Summary Description of Services:

Management Services

	 	–	 	Asset and securities valuation;
	 
	 	–	 	Risk management;
	 
	 	–	 	Accounting and administrative services;
	 
	 	–	 	Asset management services;
	 
	 	–	 	Trade allocation and execution;
	 
	 	–	 	Legal, regulatory and compliance functions;
	 
	 	–	 	Investor relations; and
	 
	 	–	 	Information technologies.

Personnel Services

	 	–	 	Providing sufficient personnel resources to enable the Manager to perform
its obligations under the Management Agreement, the costs of which shall not be included
in the Services Fee except that: AllianceBernstein shall be
reimbursed for (i) the allocable share of the compensation of consultants and employees retained
by AllianceBernstein to provide in-house legal and accounting resources, based
upon the time spent by such consultants and/or employees on the affairs of the Company;
and (ii) any Chief Financial Officer provided by AllianceBernstein to the Manager that
will be dedicated exclusively to the Company (but excluding the interim Chief
Financial Officer provided by AllianceBernstein until such time as such
exclusively dedicated Chief Financial Officer for the Company is retained) as
approved by a majority of the independent directors of the Company.

Services Fee:

The annual amount payable hereunder for AllianceBernstein’s Services shall be the actual allocable
costs incurred by AllianceBernstein in providing such Services.
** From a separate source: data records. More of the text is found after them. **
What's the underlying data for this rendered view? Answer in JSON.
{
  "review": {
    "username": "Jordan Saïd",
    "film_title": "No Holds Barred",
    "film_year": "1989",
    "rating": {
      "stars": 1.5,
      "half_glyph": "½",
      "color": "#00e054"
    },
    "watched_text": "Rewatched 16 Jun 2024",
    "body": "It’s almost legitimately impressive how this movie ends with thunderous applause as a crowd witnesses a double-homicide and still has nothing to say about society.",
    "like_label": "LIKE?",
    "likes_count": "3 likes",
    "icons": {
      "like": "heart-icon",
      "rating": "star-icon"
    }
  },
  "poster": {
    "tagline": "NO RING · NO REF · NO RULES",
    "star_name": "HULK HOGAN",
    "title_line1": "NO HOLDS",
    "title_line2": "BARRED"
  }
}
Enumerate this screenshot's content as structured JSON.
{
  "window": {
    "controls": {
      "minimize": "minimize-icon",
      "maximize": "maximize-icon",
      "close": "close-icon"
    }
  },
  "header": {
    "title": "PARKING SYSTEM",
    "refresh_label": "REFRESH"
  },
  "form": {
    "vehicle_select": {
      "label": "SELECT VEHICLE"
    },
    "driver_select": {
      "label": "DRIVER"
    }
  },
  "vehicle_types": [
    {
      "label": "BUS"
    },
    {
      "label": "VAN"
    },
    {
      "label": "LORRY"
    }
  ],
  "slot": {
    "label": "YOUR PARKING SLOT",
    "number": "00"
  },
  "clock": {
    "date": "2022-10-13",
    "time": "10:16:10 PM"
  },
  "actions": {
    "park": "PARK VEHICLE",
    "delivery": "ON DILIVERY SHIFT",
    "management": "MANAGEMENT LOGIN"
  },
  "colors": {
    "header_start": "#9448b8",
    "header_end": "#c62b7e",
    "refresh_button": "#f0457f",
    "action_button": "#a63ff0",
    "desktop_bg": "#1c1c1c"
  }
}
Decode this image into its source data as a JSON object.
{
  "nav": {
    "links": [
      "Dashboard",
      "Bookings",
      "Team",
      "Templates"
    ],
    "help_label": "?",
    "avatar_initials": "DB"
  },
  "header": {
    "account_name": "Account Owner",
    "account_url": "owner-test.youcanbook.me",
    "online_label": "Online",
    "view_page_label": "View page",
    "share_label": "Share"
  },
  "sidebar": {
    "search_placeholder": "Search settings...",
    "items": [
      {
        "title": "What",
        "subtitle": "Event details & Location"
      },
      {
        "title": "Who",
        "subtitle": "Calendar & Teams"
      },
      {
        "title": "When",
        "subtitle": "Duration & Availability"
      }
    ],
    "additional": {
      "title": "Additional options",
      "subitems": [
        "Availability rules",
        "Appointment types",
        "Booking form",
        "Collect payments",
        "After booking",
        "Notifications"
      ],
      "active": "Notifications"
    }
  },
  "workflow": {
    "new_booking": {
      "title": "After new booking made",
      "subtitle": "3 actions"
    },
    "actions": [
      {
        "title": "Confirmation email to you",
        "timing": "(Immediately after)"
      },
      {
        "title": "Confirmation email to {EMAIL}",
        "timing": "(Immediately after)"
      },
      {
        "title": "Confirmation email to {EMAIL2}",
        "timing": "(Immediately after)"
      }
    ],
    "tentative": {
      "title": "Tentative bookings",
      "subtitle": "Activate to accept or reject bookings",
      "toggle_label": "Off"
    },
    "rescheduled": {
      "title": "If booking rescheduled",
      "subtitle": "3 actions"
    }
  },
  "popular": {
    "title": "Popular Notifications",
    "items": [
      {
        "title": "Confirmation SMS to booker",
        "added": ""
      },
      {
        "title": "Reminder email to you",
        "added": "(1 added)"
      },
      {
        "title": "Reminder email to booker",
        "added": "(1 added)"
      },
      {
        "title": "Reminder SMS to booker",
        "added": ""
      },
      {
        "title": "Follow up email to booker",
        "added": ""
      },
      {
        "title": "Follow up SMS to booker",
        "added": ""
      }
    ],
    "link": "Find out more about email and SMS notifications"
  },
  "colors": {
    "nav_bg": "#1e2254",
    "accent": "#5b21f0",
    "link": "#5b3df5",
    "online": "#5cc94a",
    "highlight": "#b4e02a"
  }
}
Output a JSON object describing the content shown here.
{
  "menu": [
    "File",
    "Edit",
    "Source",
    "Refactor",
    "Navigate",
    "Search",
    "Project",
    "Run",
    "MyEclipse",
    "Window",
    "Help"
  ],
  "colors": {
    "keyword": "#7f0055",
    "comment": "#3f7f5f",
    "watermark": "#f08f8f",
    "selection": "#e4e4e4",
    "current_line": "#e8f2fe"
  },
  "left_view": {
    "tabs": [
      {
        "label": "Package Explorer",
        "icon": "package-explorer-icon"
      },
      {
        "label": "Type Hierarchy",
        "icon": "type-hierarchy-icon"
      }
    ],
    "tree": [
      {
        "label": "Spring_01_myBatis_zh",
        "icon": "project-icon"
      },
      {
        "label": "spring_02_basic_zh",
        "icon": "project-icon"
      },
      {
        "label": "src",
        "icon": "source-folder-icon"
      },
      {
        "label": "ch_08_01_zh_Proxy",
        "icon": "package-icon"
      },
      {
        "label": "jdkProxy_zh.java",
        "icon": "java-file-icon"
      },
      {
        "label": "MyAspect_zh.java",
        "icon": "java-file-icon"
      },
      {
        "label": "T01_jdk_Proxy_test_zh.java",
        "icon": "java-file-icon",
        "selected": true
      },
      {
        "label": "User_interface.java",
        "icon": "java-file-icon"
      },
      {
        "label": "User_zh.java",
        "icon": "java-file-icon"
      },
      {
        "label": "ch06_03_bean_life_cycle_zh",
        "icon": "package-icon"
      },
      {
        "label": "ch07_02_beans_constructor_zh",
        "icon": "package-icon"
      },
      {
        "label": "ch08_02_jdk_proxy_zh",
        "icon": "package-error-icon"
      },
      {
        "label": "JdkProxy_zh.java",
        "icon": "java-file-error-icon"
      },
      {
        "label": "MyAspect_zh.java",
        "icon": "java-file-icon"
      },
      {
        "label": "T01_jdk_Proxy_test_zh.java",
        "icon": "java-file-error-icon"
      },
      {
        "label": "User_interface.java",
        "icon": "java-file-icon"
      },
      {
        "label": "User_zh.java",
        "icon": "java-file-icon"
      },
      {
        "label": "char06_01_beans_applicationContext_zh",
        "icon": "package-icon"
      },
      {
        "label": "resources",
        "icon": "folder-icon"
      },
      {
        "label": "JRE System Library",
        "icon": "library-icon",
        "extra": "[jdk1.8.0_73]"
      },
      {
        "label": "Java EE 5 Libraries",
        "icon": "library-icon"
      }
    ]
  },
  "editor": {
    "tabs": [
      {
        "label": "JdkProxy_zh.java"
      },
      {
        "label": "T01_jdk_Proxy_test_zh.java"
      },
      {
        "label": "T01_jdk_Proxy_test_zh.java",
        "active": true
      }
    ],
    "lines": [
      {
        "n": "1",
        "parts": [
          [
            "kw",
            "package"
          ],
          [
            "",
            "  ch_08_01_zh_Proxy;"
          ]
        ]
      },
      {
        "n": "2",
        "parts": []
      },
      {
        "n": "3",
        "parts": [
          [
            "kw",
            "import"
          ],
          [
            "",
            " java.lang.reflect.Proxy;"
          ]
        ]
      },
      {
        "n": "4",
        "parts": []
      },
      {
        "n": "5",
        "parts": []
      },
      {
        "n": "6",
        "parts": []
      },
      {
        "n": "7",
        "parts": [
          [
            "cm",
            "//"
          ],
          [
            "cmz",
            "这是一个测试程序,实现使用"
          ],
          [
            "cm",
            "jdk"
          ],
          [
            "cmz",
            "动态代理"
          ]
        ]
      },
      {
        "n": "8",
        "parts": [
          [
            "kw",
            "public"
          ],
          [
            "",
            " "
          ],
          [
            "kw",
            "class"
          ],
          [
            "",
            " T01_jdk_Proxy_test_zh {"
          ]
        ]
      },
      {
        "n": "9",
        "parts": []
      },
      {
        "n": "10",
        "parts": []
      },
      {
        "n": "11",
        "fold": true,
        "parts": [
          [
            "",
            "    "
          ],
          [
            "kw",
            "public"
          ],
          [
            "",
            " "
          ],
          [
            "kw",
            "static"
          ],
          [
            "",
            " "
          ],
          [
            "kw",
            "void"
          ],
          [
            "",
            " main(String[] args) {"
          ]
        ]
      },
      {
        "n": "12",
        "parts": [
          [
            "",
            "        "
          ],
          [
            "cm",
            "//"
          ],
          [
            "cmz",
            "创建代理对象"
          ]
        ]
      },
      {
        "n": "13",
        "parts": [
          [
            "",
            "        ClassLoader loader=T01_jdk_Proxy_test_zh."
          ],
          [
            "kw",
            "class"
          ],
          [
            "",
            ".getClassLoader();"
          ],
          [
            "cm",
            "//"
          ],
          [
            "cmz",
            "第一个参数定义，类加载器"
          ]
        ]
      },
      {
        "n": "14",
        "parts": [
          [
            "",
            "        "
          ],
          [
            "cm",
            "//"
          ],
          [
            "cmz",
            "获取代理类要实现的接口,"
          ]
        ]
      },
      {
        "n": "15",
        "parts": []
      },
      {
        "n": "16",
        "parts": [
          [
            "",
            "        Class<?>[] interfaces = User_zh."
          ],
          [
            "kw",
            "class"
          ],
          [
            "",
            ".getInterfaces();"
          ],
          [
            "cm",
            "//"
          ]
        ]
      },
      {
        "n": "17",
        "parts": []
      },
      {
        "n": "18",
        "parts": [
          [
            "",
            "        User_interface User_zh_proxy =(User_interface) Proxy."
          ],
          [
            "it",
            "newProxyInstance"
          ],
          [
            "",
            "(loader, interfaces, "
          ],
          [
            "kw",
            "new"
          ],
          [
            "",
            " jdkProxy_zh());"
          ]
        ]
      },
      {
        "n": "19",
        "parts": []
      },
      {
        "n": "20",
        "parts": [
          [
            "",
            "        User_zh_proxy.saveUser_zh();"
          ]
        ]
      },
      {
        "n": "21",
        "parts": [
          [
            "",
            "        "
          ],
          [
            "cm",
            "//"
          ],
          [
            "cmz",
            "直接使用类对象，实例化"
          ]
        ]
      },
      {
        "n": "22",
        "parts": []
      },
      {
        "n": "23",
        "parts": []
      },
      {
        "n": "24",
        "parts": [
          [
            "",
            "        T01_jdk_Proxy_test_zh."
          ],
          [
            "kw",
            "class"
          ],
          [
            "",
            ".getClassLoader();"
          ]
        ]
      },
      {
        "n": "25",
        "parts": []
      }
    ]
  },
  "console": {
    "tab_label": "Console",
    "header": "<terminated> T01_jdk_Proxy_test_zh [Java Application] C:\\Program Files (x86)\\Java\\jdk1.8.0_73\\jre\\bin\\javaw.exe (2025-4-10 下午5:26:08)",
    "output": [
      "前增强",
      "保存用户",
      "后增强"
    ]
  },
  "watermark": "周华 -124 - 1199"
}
AllianceBernstein agrees that it
shall not charge any fees for providing Services prior to the time that the Company’s common shares
of beneficial interest become listed on a stock exchange or admitted for trading on an automated
quotation system. AllianceBernstein shall have the right to commence charging for its provision of
Services from and after the time of such listing or inclusion.